Un riesgo que las autoridades no quisieron correr
“Todos me dijeron que era una mala idea”, confesó Correa en una entrevista para el portal The Athletic. El problema no era el dinero, sino la fiabilidad de la cobertura propuesta fuera de los canales tradicionales de las Mayores.
“Todos me dijeron que la compañía de seguros que propusieron tenía antecedentes de no pagar a los jugadores.

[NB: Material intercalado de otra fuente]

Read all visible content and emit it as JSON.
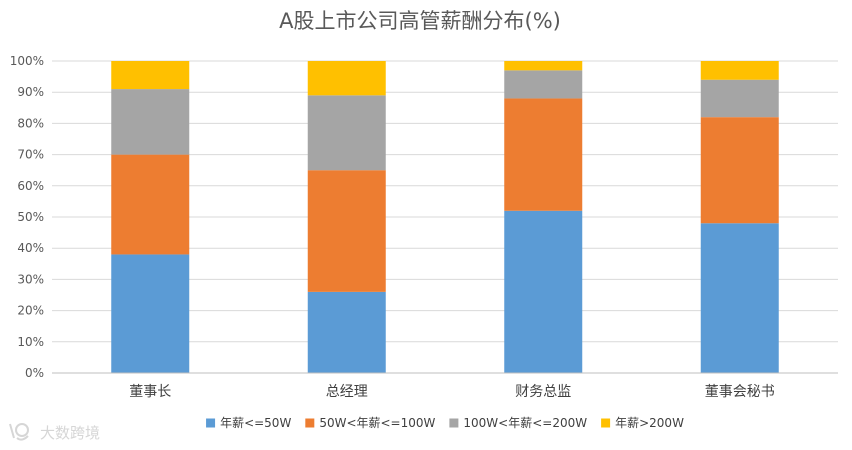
{
  "chart_data": {
    "type": "bar",
    "stacked": true,
    "title": "A股上市公司高管薪酬分布(%)",
    "categories": [
      "董事长",
      "总经理",
      "财务总监",
      "董事会秘书"
    ],
    "series": [
      {
        "name": "年薪<=50W",
        "color": "#5b9bd5",
        "values": [
          38,
          26,
          52,
          48
        ]
      },
      {
        "name": "50W<年薪<=100W",
        "color": "#ed7d31",
        "values": [
          32,
          39,
          36,
          34
        ]
      },
      {
        "name": "100W<年薪<=200W",
        "color": "#a5a5a5",
        "values": [
          21,
          24,
          9,
          12
        ]
      },
      {
        "name": "年薪>200W",
        "color": "#ffc000",
        "values": [
          9,
          11,
          3,
          6
        ]
      }
    ],
    "ylim": [
      0,
      100
    ],
    "yticks": [
      "0%",
      "10%",
      "20%",
      "30%",
      "40%",
      "50%",
      "60%",
      "70%",
      "80%",
      "90%",
      "100%"
    ],
    "xlabel": "",
    "ylabel": "",
    "grid": true,
    "legend_position": "bottom"
  },
  "watermark": {
    "text": "大数跨境"
  }
}
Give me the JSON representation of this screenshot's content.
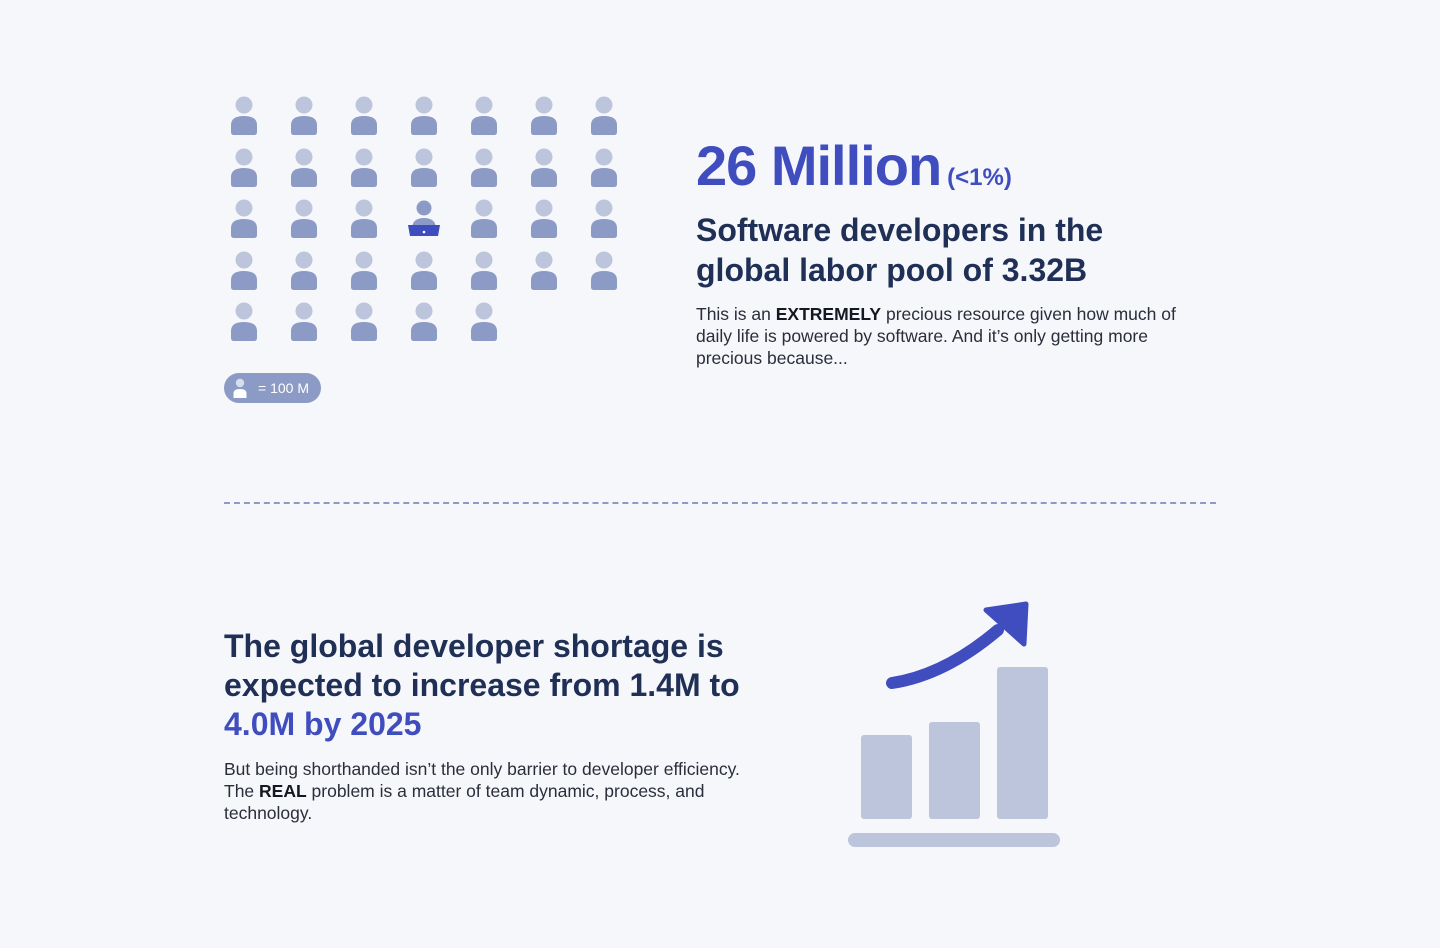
{
  "pictogram": {
    "rows": [
      7,
      7,
      7,
      7,
      5
    ],
    "highlighted": {
      "row": 2,
      "col": 3,
      "icon": "developer-laptop-icon"
    },
    "person_icon": "person-icon",
    "colors": {
      "head": "#bcc5dc",
      "body": "#8c9bc6",
      "highlight": "#3f4dbf"
    }
  },
  "legend": {
    "icon": "person-icon",
    "text": "= 100 M"
  },
  "stat": {
    "value": "26 Million",
    "percent": "(<1%)",
    "subtitle_line1": "Software developers in the",
    "subtitle_line2": "global  labor pool of 3.32B",
    "para_pre": "This is an ",
    "para_bold": "EXTREMELY",
    "para_post": " precious resource given how much of daily life is powered by software. And it’s only getting more precious because..."
  },
  "shortage": {
    "line1": "The global developer shortage is",
    "line2": "expected to increase from 1.4M to",
    "accent": "4.0M by 2025",
    "para_pre": "But being shorthanded isn’t the only barrier to developer efficiency. The ",
    "para_bold": "REAL",
    "para_post": " problem is a matter of team dynamic, process, and technology."
  },
  "growth_graphic": {
    "icon": "growth-chart-icon",
    "bar_levels": [
      0.55,
      0.64,
      1.0
    ],
    "colors": {
      "bars": "#bcc5dc",
      "arrow": "#3f4dbf"
    }
  },
  "colors": {
    "background": "#f6f7fb",
    "accent": "#3f4dbf",
    "heading": "#1f2f55",
    "muted": "#8c9bc6"
  }
}
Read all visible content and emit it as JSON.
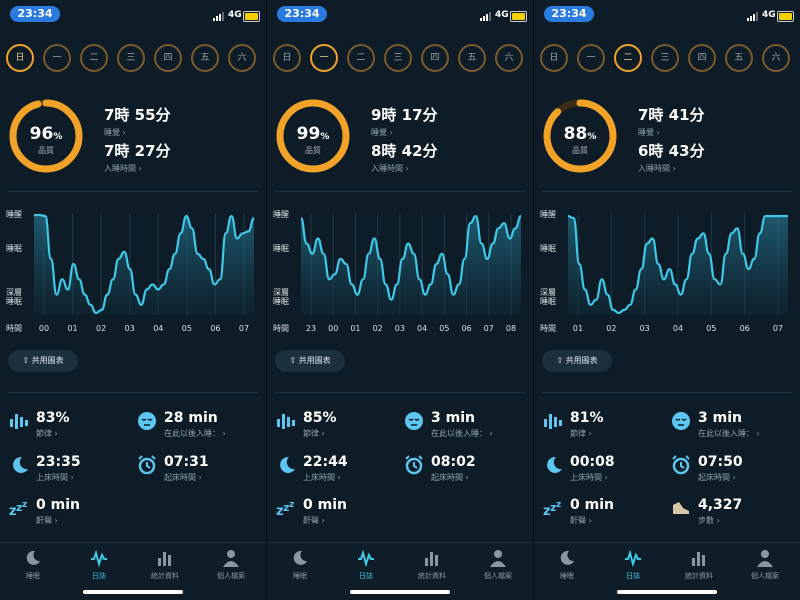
{
  "colors": {
    "accent": "#3ec9e8",
    "ring": "#f0a328",
    "background": "#0e1c27"
  },
  "day_labels": [
    "日",
    "一",
    "二",
    "三",
    "四",
    "五",
    "六"
  ],
  "chart_y_labels": {
    "awake": "睡醒",
    "sleep": "睡眠",
    "deep": "深層\n睡眠",
    "time": "時間"
  },
  "labels": {
    "quality": "品質",
    "asleep": "睡覺 ›",
    "time_to_sleep": "入睡時間 ›",
    "share": "共用圖表",
    "regularity": "節律 ›",
    "fell_asleep_after": "在此以後入睡： ›",
    "bedtime": "上床時間 ›",
    "wake_time": "起床時間 ›",
    "snore": "鼾聲 ›",
    "steps": "步數 ›"
  },
  "tabs": [
    {
      "label": "睡眠",
      "icon": "moon-icon"
    },
    {
      "label": "日誌",
      "icon": "wave-icon"
    },
    {
      "label": "統計資料",
      "icon": "bar-chart-icon"
    },
    {
      "label": "個人檔案",
      "icon": "person-icon"
    }
  ],
  "panels": [
    {
      "status": {
        "time": "23:34",
        "network": "4G"
      },
      "active_day": 0,
      "quality": {
        "value": "96",
        "unit": "%",
        "fraction": 0.96
      },
      "asleep": "7時 55分",
      "time_to_sleep": "7時 27分",
      "chart_data": {
        "type": "area",
        "x_ticks": [
          "00",
          "01",
          "02",
          "03",
          "04",
          "05",
          "06",
          "07"
        ],
        "values": [
          0.98,
          0.98,
          0.97,
          0.55,
          0.2,
          0.35,
          0.25,
          0.5,
          0.35,
          0.2,
          0.1,
          0.02,
          0.05,
          0.2,
          0.35,
          0.55,
          0.62,
          0.45,
          0.2,
          0.1,
          0.25,
          0.3,
          0.25,
          0.3,
          0.45,
          0.6,
          0.8,
          0.97,
          0.85,
          0.6,
          0.55,
          0.45,
          0.3,
          0.35,
          0.8,
          0.97,
          0.75,
          0.8,
          0.82,
          0.95
        ]
      },
      "metrics": {
        "regularity": "83%",
        "fell_asleep_after": "28 min",
        "bedtime": "23:35",
        "wake_time": "07:31",
        "snore": "0 min",
        "fourth": {
          "value": "07:31"
        }
      },
      "right3": {
        "kind": "alarm",
        "value": "07:31"
      }
    },
    {
      "status": {
        "time": "23:34",
        "network": "4G"
      },
      "active_day": 1,
      "quality": {
        "value": "99",
        "unit": "%",
        "fraction": 0.99
      },
      "asleep": "9時 17分",
      "time_to_sleep": "8時 42分",
      "chart_data": {
        "type": "area",
        "x_ticks": [
          "23",
          "00",
          "01",
          "02",
          "03",
          "04",
          "05",
          "06",
          "07",
          "08"
        ],
        "values": [
          0.95,
          0.7,
          0.6,
          0.75,
          0.6,
          0.35,
          0.4,
          0.55,
          0.5,
          0.3,
          0.2,
          0.35,
          0.6,
          0.75,
          0.55,
          0.3,
          0.15,
          0.3,
          0.55,
          0.7,
          0.6,
          0.35,
          0.2,
          0.3,
          0.5,
          0.6,
          0.4,
          0.2,
          0.3,
          0.55,
          0.9,
          0.97,
          0.7,
          0.55,
          0.7,
          0.85,
          0.9,
          0.75,
          0.85,
          0.97
        ]
      },
      "metrics": {
        "regularity": "85%",
        "fell_asleep_after": "3 min",
        "bedtime": "22:44",
        "wake_time": "08:02",
        "snore": "0 min"
      }
    },
    {
      "status": {
        "time": "23:34",
        "network": "4G"
      },
      "active_day": 2,
      "quality": {
        "value": "88",
        "unit": "%",
        "fraction": 0.88
      },
      "asleep": "7時 41分",
      "time_to_sleep": "6時 43分",
      "chart_data": {
        "type": "area",
        "x_ticks": [
          "01",
          "02",
          "03",
          "04",
          "05",
          "06",
          "07"
        ],
        "values": [
          0.97,
          0.95,
          0.5,
          0.25,
          0.1,
          0.15,
          0.35,
          0.2,
          0.05,
          0.02,
          0.05,
          0.1,
          0.25,
          0.45,
          0.7,
          0.75,
          0.5,
          0.35,
          0.45,
          0.3,
          0.2,
          0.35,
          0.6,
          0.75,
          0.8,
          0.6,
          0.35,
          0.3,
          0.6,
          0.8,
          0.85,
          0.6,
          0.45,
          0.55,
          0.8,
          0.97,
          0.97,
          0.97,
          0.97,
          0.97
        ]
      },
      "metrics": {
        "regularity": "81%",
        "fell_asleep_after": "3 min",
        "bedtime": "00:08",
        "wake_time": "07:50",
        "snore": "0 min",
        "steps": "4,327"
      }
    }
  ]
}
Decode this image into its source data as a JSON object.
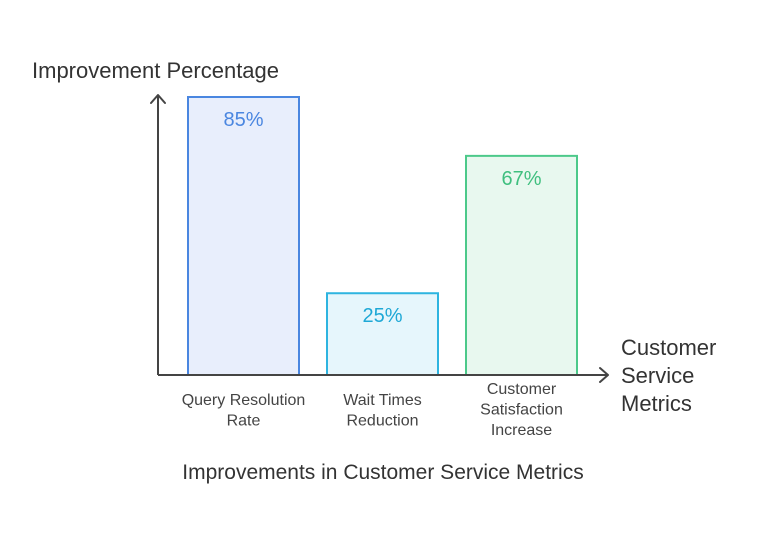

Como no fue aprobada por la MLB, ni por mi organización, ni por mi agente, no podía comprometer mi futuro con algo que las tres personas en las que más confío me decían que no hiciera”, agregó el pelotero.
Correa no recibió la autorización necesaria ante la falta de una póliza de seguro estándar, la cual suele ser gestionada directamente por MLB. Al tener un historial de lesiones reciente y contratos multimillonarios en juego, las aseguradoras convencionales se mostraron reacias a cubrirlo.
El silencio de la Federación y el rol de Rimas Sports
Aunque el gerente general de la novena de Puerto Rico, Carlos Beltrán, y la Federación de Béisbol de la isla habían mencionado públicamente que varios empresarios se ofrecieron para costear los seguros de Correa y de Francisco Lindor (shortstop de los Mets), nunca revelaron nombres oficiales.
La intervención de Bad Bunny demuestra el nivel de compromiso del artista con el deporte de su país. “Significa mucho que esté tan involucrado”, afirmó Correa sobre el intérprete, quien ha sido visto apoyando al equipo en múltiples ocasiones. “Intentó hacer todo lo posible. Él quería que yo jugara para el equipo puertorriqueño en nuestra propia casa, ya que seremos anfitriones de la fase de grupos”.
El dilema de las resonancias magnéticas
Para Correa, la situación era frustrante pero previsible. Su accidentada agencia libre —donde acuerdos con los Giants y los Mets se cayeron precisamente por dudas médicas— marcó el camino para este desenlace en el torneo internacional.
“Pude preverlo basándome en mis resonancias magnéticas de la agencia libre. Los resultados dicen una cosa, pero yo siento otra; los médicos lo llamaron algo 'asintomático'”, explicó el jugador. “Al mismo tiempo, la aseguradora no sabe cómo me siento, solo se basan en lo que dice el papel. Sabía que esto sucedería en algún momento”.
A pesar de no haber podido saltar al diamante en esa ocasión, Correa se mostró profundamente agradecido con el gesto del cantante: “Que lo haya hecho demuestra su gran cariño por el país y por la afición. Estoy profundamente agradecido por su esfuerzo”.